Lily: Because literally, every five minutes, she gets told something that she thought was true, was a lie. She’s thrown a new twist literally every five minutes and it’s this constant battle against herself of, “How do I overcome this?” The end result is to find her mom and her bond with her mom is what takes her through the entire story. No matter what gets thrown her way, nothing is stopping her. Because everything she is being told is based on her past and her family, I think it’s a really personal story for her to get to the end. She meets all these people along the way that end up helping her, but it’s really a story about self-discovery. And because it’s based on a series of books, really focusing on the first one, this is when she finds out that she’s not who she always thought she was. She’s dealing with creatures that she’s never even believed in or thought existed. She’s got this new superhero power with the runes and being able to see people that no one else can. She’s a teenager growing up trying to discover herself. That’s enough of a worry. Now she has to find out she’s a Shadowhunter. So I think what makes her different is just this sense she’s constantly finding out new information about herself that she thought was a lie. And it’s how she gets through those to find her mom in the end that makes this a self-discovery story. And she doesn’t rely on any guys, but the guys end up helping her discover herself more.

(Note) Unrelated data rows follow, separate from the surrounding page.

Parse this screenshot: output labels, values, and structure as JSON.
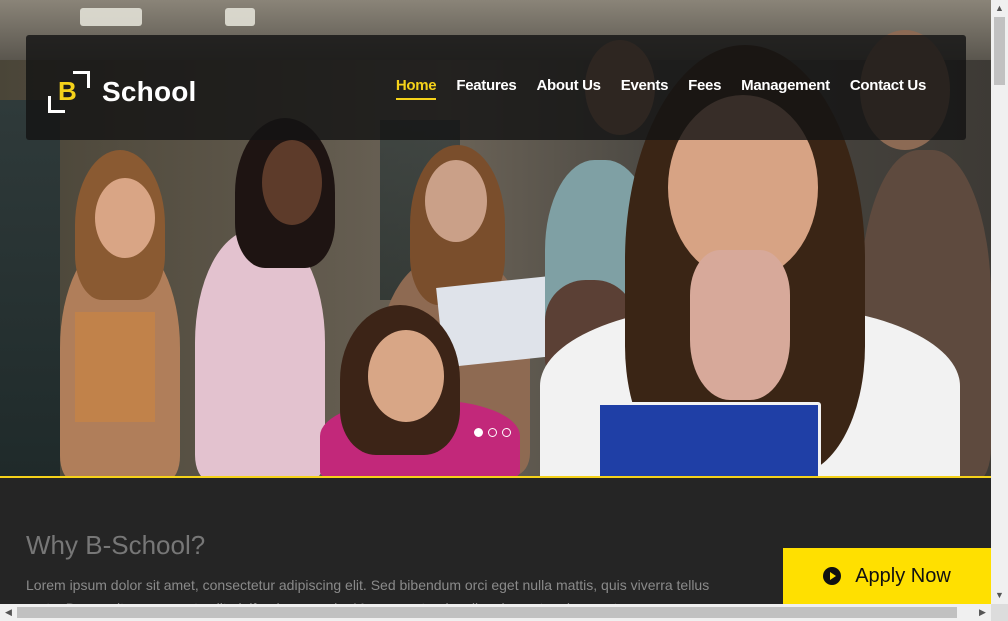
{
  "brand": {
    "logo_letter": "B",
    "name": "School",
    "accent": "#f5d21a"
  },
  "nav": {
    "items": [
      {
        "label": "Home",
        "active": true
      },
      {
        "label": "Features",
        "active": false
      },
      {
        "label": "About Us",
        "active": false
      },
      {
        "label": "Events",
        "active": false
      },
      {
        "label": "Fees",
        "active": false
      },
      {
        "label": "Management",
        "active": false
      },
      {
        "label": "Contact Us",
        "active": false
      }
    ]
  },
  "hero": {
    "slides_count": 3,
    "active_slide": 1
  },
  "section": {
    "title": "Why B-School?",
    "text": "Lorem ipsum dolor sit amet, consectetur adipiscing elit. Sed bibendum orci eget nulla mattis, quis viverra tellus porta. Donec vitae neque ut velit eleifend commodo. Maecenas turpis odio, placerat eu lorem ut"
  },
  "cta": {
    "label": "Apply Now",
    "icon": "play-circle-icon",
    "color": "#ffe000"
  },
  "scrollbar": {
    "up": "▲",
    "down": "▼",
    "left": "◀",
    "right": "▶"
  }
}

Teen: You just did a scene with your on-screen dad, Jonathan Rhys Meyers…
Lily: He’s so intense. Yeah, Jonathan, oh my gosh.
Teen: Going from such intensity to laughing in between takes, what’s it like popping in and out of that?
Lily: It’s crazy. When you’re doing scenes like this, this is my second scene I’ve done with Jonathan, and the one I did a couple of days ago last week, is when I first met him. It’s this extremely fearful situation. I’m totally vulnerable whereas today, it’s more of — I’ve come back to fight him. But both times, it involves crying and smacking around. It’s the most heightened situation in the movie. Then yeah, you yell “Cut,” and it’s like “Are you okay?” Just playing around and fake fighting and stuff… It’s nice to be able to have that because it’s rare that on a set where you have emotional scenes like this, that the other person will want to interact normally with you afterwards. Hey, sometimes you need your space and you go off and do whatever you need to do to get into the scene. But with this movie, all the cast have an amazing rapport. No matter if we’re laughing in a scene and then we continue laughing after, or it’s a crazy stunt-action done at four in the morning, where they are pulling me up a fire escape and I’m bruised and bloody and then afterwards, we’re like “Ha ha! That was fun!” It actually makes it really cool because we’re all going through this together. Even someone like Jonathan, who is so incredible and so intense and so seasoned, he still likes to have fun as well. And that makes it a really group experience and very family-like. He is playing my dad, so it’s kind of funny at the same time to be like… he’s beating me up, but then he’s like “Oh, hey daughter…” It makes it fun.